Over the years I have found that most players are kinesthetic learners first, visual second, and verbal third when it comes to the Parallel Mode Process. That makes for a tough teaching assignment simply because the PMP is based on a unique visual strategy that is dramatically different from the normal visual strategy of watching the ball. This hierarchy of learning styles means that kinesthetic learners (most people) have to be given a physical task that includes the fixed-depth of focus visual strategy as an integral part of the physical process of making contact with the ball.
The kinesthetic task of defending their imaginary window with their strokes requires them to do something physical while simultaneously visualizing an imaginary window in front of them.
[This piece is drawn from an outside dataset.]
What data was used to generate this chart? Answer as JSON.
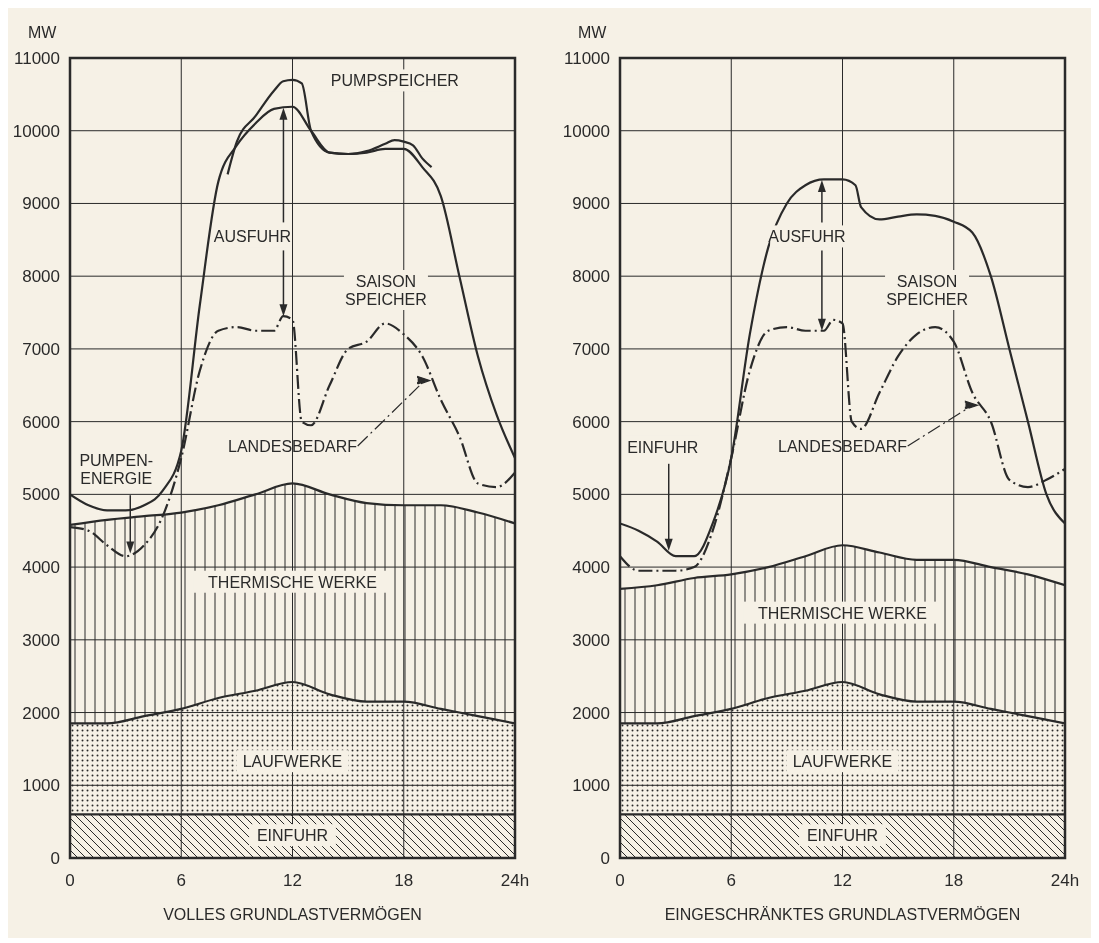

The visualization of an imaginary window in front of them causes them to switch from variable-depth of focus to fixed-depth of focus automatically. And since the main focal requirement of playing tennis in the zone is a fixed-focus state, this kinesthetic approach of defending their imaginary window causes them to create a fixed-focus state.
Usually within the first minute or two the player slips into a fixed-focus state and immediately begins to experience his/her peak performance state. It happens fast and the difference in the level of performance they experience is dramatic. The challenge they face from this point forward is to learn how to maintain this fixed-focus state while they play, and that is by no means an easy challenge.
In fact, many people walk away from the challenge. It is simply more visual and mental work than they are willing to put into their game. And yet these same people will take traditional lessons out the kazoo in an attempt to play at a higher level. The concept being, if I can only improve my technique, then I will also improve my game. That’s like my saying that if I can only improve my pronunciation then I will be able to sing on key.
Sorry, it just doesn’t work that way with singing or with tennis. I can pronounce every word of the song perfectly and still be a lousy singer. Likewise people can learn all the “proper” techniques and still be lousy tennis players. The irony is, when they learn all the proper techniques they will at least look good as they play lousy, and for some people, looking good is what matters most.
What gets me, however, is that they could actually learn to perform at their highest level if they would just let go of trying to look good all the time. The game is all about the performance of your techniques, not the techniques themselves. In other words, a player with 3.5 level techniques who performs those techniques efficiently and accurately will out-play a player with 4.0 level techniques who performs those techniques inefficiently and inaccurately. The 4.0 player might look like the better player, but the 3.5 player wins the performance battle.
So the question boils down to what causes you to perform at your highest level? What causes you to perform your techniques –at whatever their level – more efficiently and more accurately during competition?
The answer to those questions is what the Parallel Mode Process is all about.